Mason on the other hand, is just beginning to smile and coo. He already has a big personality and appetite! The boy loves to eat, like his Momma. Addison get her appetite from her Daddy (Dashy). I love early morning with Mason. It is our one on one time. He is all smiles in the morning. He has the sweetest deep dimples. I love it when he coos at me. I know he already has lots to say; I mean how could he not with Addison as his sister. She still just loves and dotes on him. She prays such sweet prayers for Mason. Kevin got on his iPhone her praying for Mason and Mason just grinning from ear to ear. Mason is just such a happy baby. He already has so much love to give. I just know he is going to be my little cuddle bug. We love to snuggle in close at night and just love each other. I can't stop kissing him much like I did Addison.

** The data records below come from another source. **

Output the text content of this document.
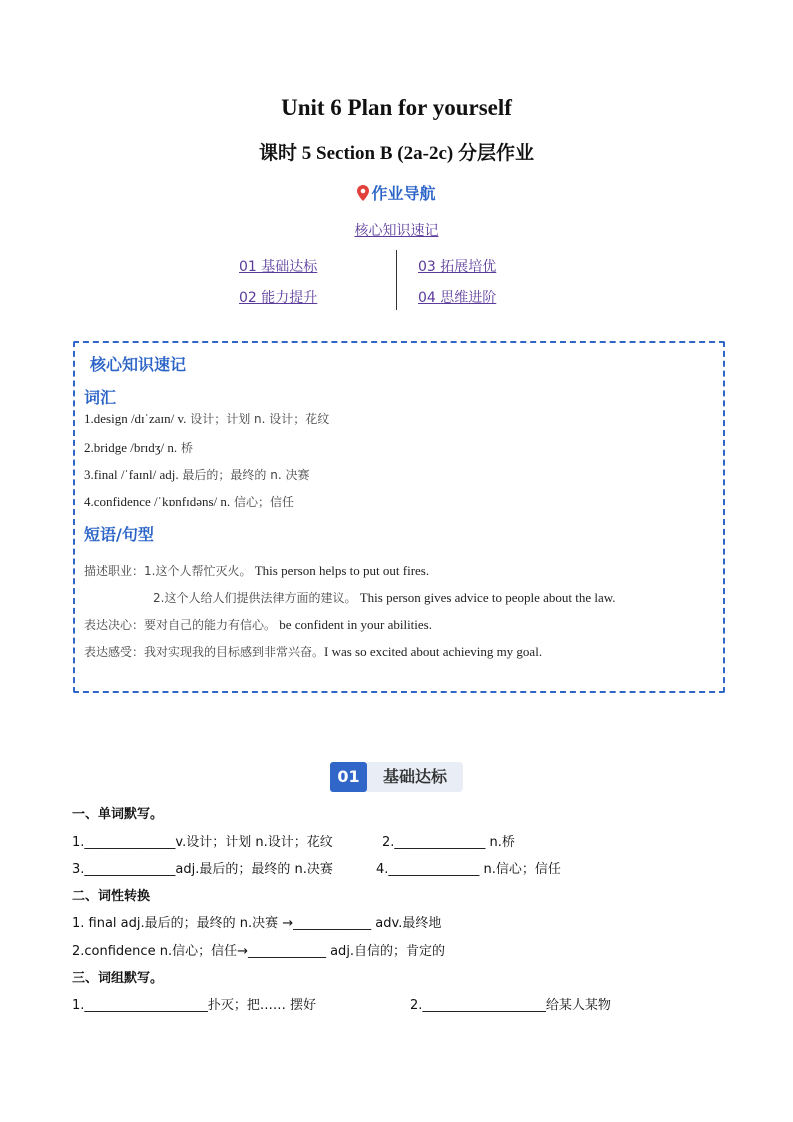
Unit 6 Plan for yourself
课时 5 Section B (2a-2c) 分层作业
作业导航
核心知识速记
01 基础达标	03 拓展培优
02 能力提升	04 思维进阶
核心知识速记
词汇
1.design /dɪˈzaɪn/ v. 设计；计划 n. 设计；花纹
2.bridge /brɪdʒ/ n. 桥
3.final /ˈfaɪnl/ adj. 最后的；最终的 n. 决赛
4.confidence /ˈkɒnfɪdəns/ n. 信心；信任
短语/句型
描述职业：1.这个人帮忙灭火。 This person helps to put out fires.
2.这个人给人们提供法律方面的建议。 This person gives advice to people about the law.
表达决心：要对自己的能力有信心。 be confident in your abilities.
表达感受：我对实现我的目标感到非常兴奋。I was so excited about achieving my goal.
01	基础达标
一、单词默写。
1.______________v.设计；计划 n.设计；花纹	2.______________ n.桥
3.______________adj.最后的；最终的 n.决赛	4.______________ n.信心；信任
二、词性转换
1. final adj.最后的；最终的 n.决赛 →____________ adv.最终地
2.confidence n.信心；信任→____________ adj.自信的；肯定的
三、词组默写。
1.___________________扑灭；把…… 摆好	2.___________________给某人某物
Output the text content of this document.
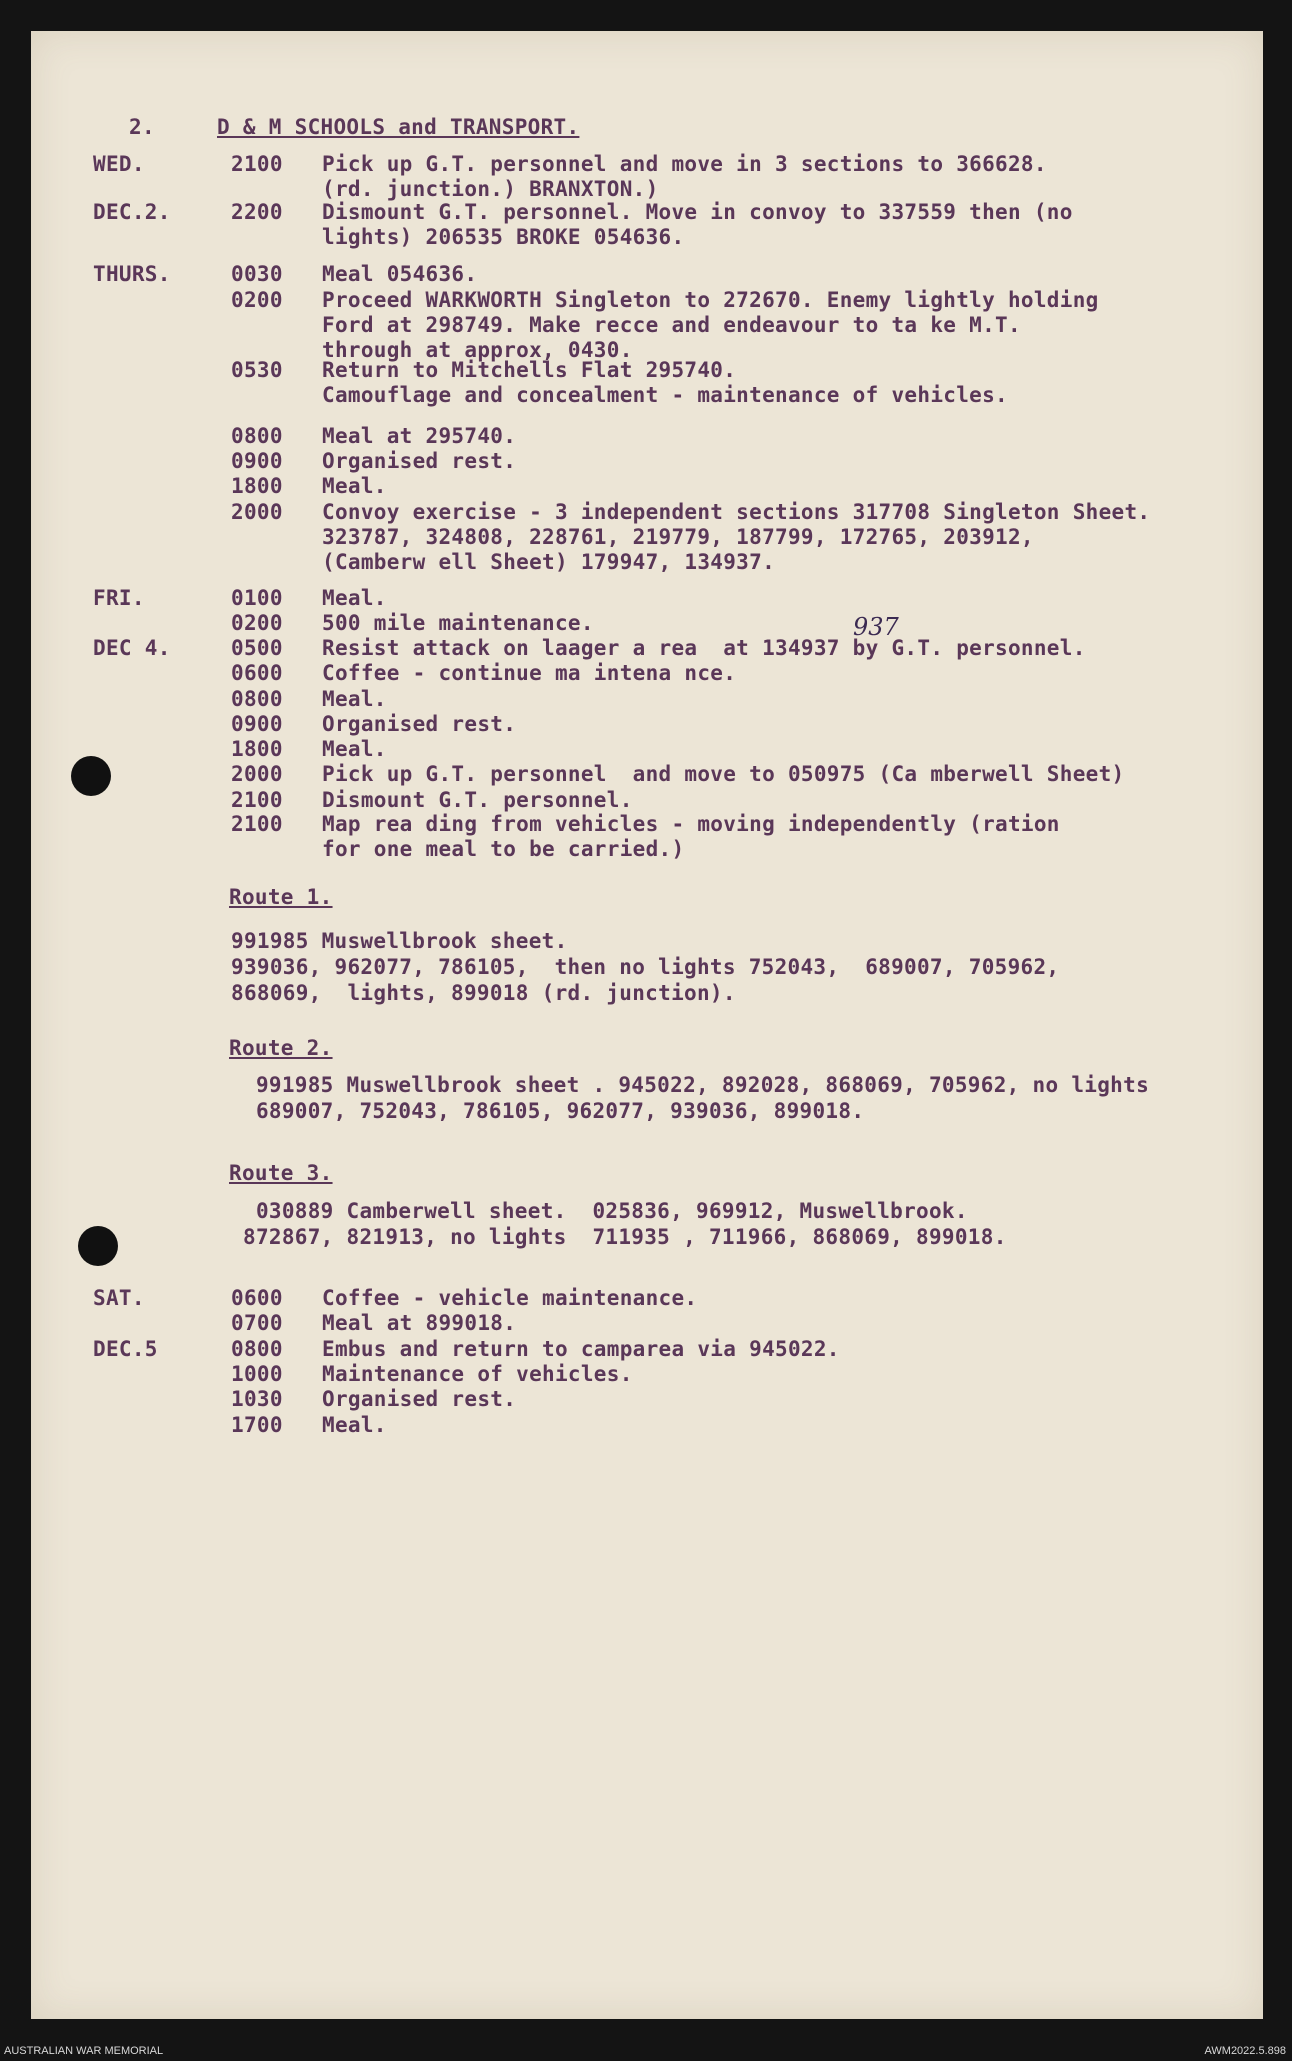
2.	D & M SCHOOLS and TRANSPORT.
WED.	2100 Pick up G.T. personnel and move in 3 sections to 366628.
(rd. junction.) BRANXTON.)
DEC.2.	2200 Dismount G.T. personnel. Move in convoy to 337559 then (no
lights) 206535 BROKE 054636.
THURS.	0030 Meal 054636.
0200 Proceed WARKWORTH Singleton to 272670. Enemy lightly holding
Ford at 298749. Make recce and endeavour to ta ke M.T.
through at approx, 0430.
0530 Return to Mitchells Flat 295740.
Camouflage and concealment - maintenance of vehicles.
0800 Meal at 295740.
0900 Organised rest.
1800 Meal.
2000 Convoy exercise - 3 independent sections 317708 Singleton Sheet.
323787, 324808, 228761, 219779, 187799, 172765, 203912,
(Camberw ell Sheet) 179947, 134937.
FRI.	0100 Meal.
0200 500 mile maintenance.
DEC 4.	0500 Resist attack on laager a rea  at 134937 by G.T. personnel.
0600 Coffee - continue ma intena nce.
0800 Meal.
0900 Organised rest.
1800 Meal.
2000 Pick up G.T. personnel  and move to 050975 (Ca mberwell Sheet)
2100 Dismount G.T. personnel.
2100 Map rea ding from vehicles - moving independently (ration
for one meal to be carried.)
Route 1.
991985 Muswellbrook sheet.
939036, 962077, 786105,  then no lights 752043,  689007, 705962,
868069,  lights, 899018 (rd. junction).
Route 2.
991985 Muswellbrook sheet . 945022, 892028, 868069, 705962, no lights
689007, 752043, 786105, 962077, 939036, 899018.
Route 3.
030889 Camberwell sheet.  025836, 969912, Muswellbrook.
872867, 821913, no lights  711935 , 711966, 868069, 899018.
SAT.	0600 Coffee - vehicle maintenance.
0700 Meal at 899018.
DEC.5	0800 Embus and return to camparea via 945022.
1000 Maintenance of vehicles.
1030 Organised rest.
1700 Meal.
937
AUSTRALIAN WAR MEMORIAL	AWM2022.5.898
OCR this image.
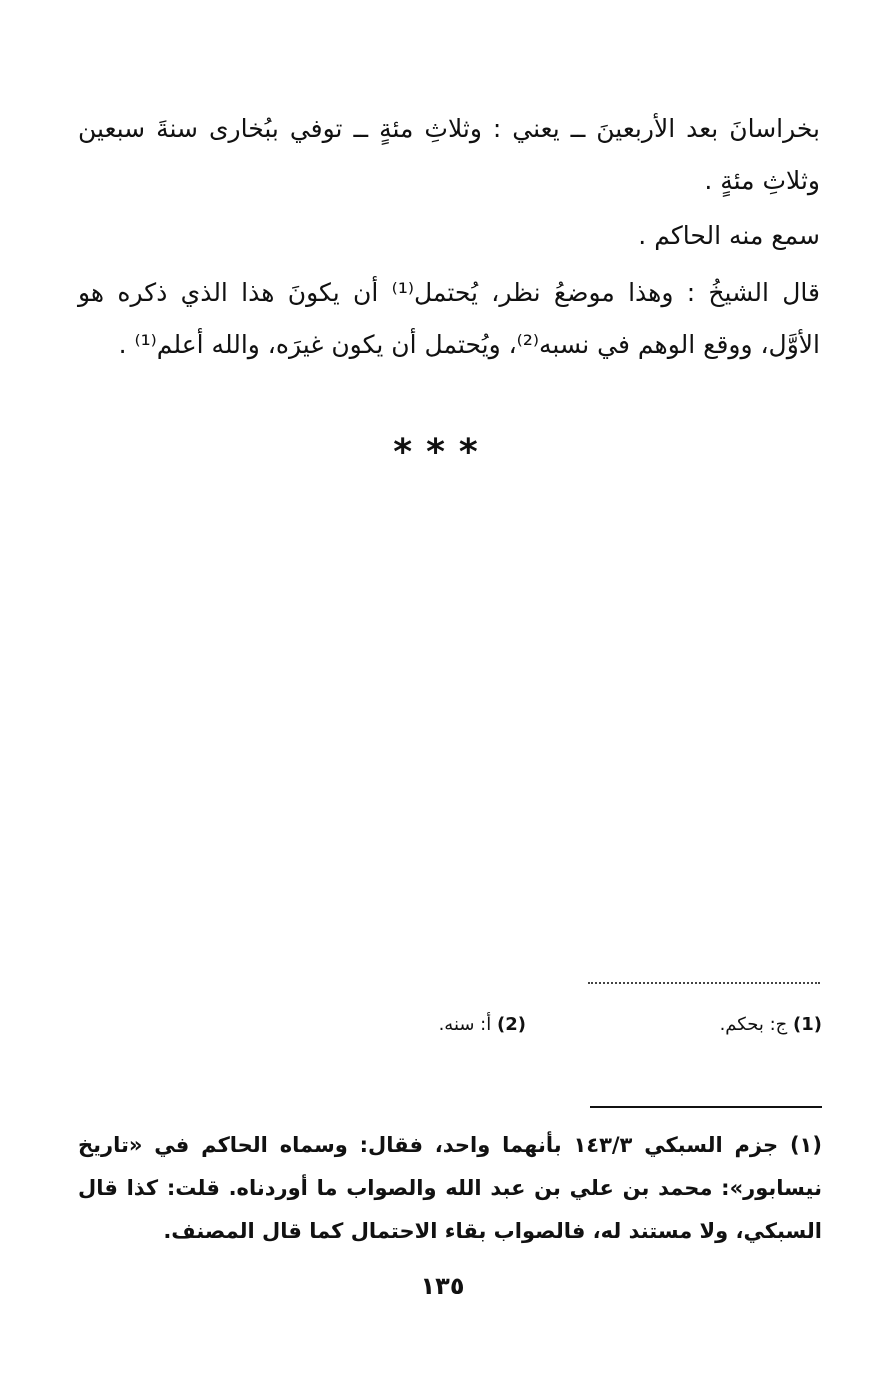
بخراسانَ بعد الأربعينَ ــ يعني : وثلاثِ مئةٍ ــ توفي ببُخارى سنةَ سبعين وثلاثِ مئةٍ .

سمع منه الحاكم .

قال الشيخُ : وهذا موضعُ نظر، يُحتمل⁽¹⁾ أن يكونَ هذا الذي ذكره هو الأوَّل، ووقع الوهم في نسبه⁽²⁾، ويُحتمل أن يكون غيرَه، والله أعلم⁽¹⁾ .

***
(1) ج: بحكم.
(2) أ: سنه.

(١) جزم السبكي ١٤٣/٣ بأنهما واحد، فقال: وسماه الحاكم في «تاريخ نيسابور»: محمد بن علي بن عبد الله والصواب ما أوردناه. قلت: كذا قال السبكي، ولا مستند له، فالصواب بقاء الاحتمال كما قال المصنف.

١٣٥
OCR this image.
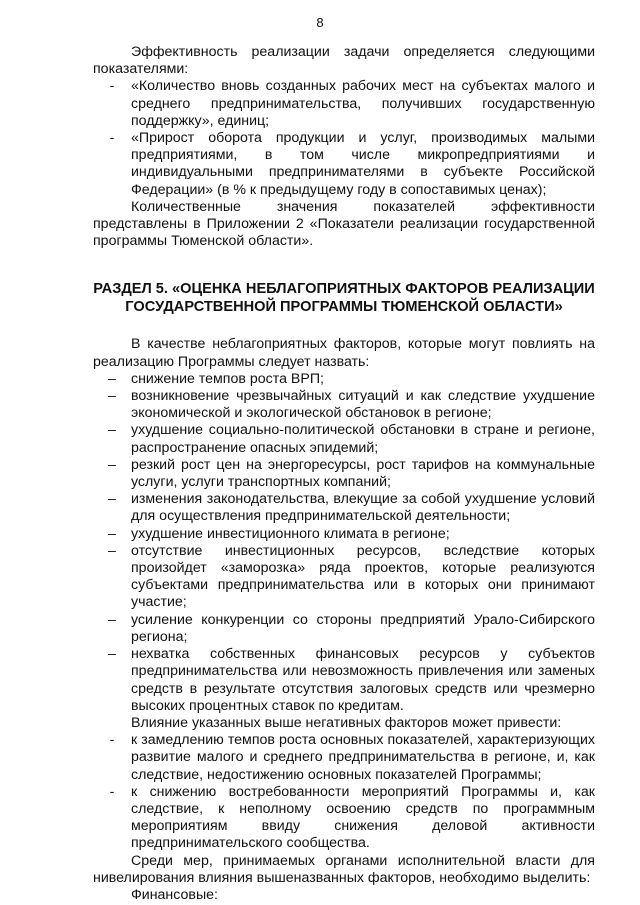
8

Эффективность реализации задачи определяется следующими показателями:

-	«Количество вновь созданных рабочих мест на субъектах малого и среднего предпринимательства, получивших государственную поддержку», единиц;
-	«Прирост оборота продукции и услуг, производимых малыми предприятиями, в том числе микропредприятиями и индивидуальными предпринимателями в субъекте Российской Федерации» (в % к предыдущему году в сопоставимых ценах);

Количественные значения показателей эффективности представлены в Приложении 2 «Показатели реализации государственной программы Тюменской области».

РАЗДЕЛ 5. «ОЦЕНКА НЕБЛАГОПРИЯТНЫХ ФАКТОРОВ РЕАЛИЗАЦИИ ГОСУДАРСТВЕННОЙ ПРОГРАММЫ ТЮМЕНСКОЙ ОБЛАСТИ»

В качестве неблагоприятных факторов, которые могут повлиять на реализацию Программы следует назвать:

–	снижение темпов роста ВРП;
–	возникновение чрезвычайных ситуаций и как следствие ухудшение экономической и экологической обстановок в регионе;
–	ухудшение социально-политической обстановки в стране и регионе, распространение опасных эпидемий;
–	резкий рост цен на энергоресурсы, рост тарифов на коммунальные услуги, услуги транспортных компаний;
–	изменения законодательства, влекущие за собой ухудшение условий для осуществления предпринимательской деятельности;
–	ухудшение инвестиционного климата в регионе;
–	отсутствие инвестиционных ресурсов, вследствие которых произойдет «заморозка» ряда проектов, которые реализуются субъектами предпринимательства или в которых они принимают участие;
–	усиление конкуренции со стороны предприятий Урало-Сибирского региона;
–	нехватка собственных финансовых ресурсов у субъектов предпринимательства или невозможность привлечения или заменых средств в результате отсутствия залоговых средств или чрезмерно высоких процентных ставок по кредитам.

Влияние указанных выше негативных факторов может привести:

-	к замедлению темпов роста основных показателей, характеризующих развитие малого и среднего предпринимательства в регионе, и, как следствие, недостижению основных показателей Программы;
-	к снижению востребованности мероприятий Программы и, как следствие, к неполному освоению средств по программным мероприятиям ввиду снижения деловой активности предпринимательского сообщества.

Среди мер, принимаемых органами исполнительной власти для нивелирования влияния вышеназванных факторов, необходимо выделить:

Финансовые:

Addison has been needing her Mommy more lately. She always seems to need something when I'm feeding Mason. I try to cover all my bases so I don't have to get up and get anything while nursing but somehow she always is in need of something. She has been requesting that I put her to sleep at night which used to be reserved for her and Daddy but I will take what I can get. I do love reading to her and have really missed it the past seven weeks.
All in all life is fantastic. I love God, I love my family, and I'm really starting to settle into this new life. I am no where near having a set schedule or a strict routine but that is all over rated in my opinion, any how. I have a ton of dreams and aspirations to achieve but for now my greatest dreams have come true; I'm a wife to a wonderful husband and father, a Mommy to two wonderful children and daughter to the best parents on the planet. I'm surrounded by God's love and blessings. I could not ask for more.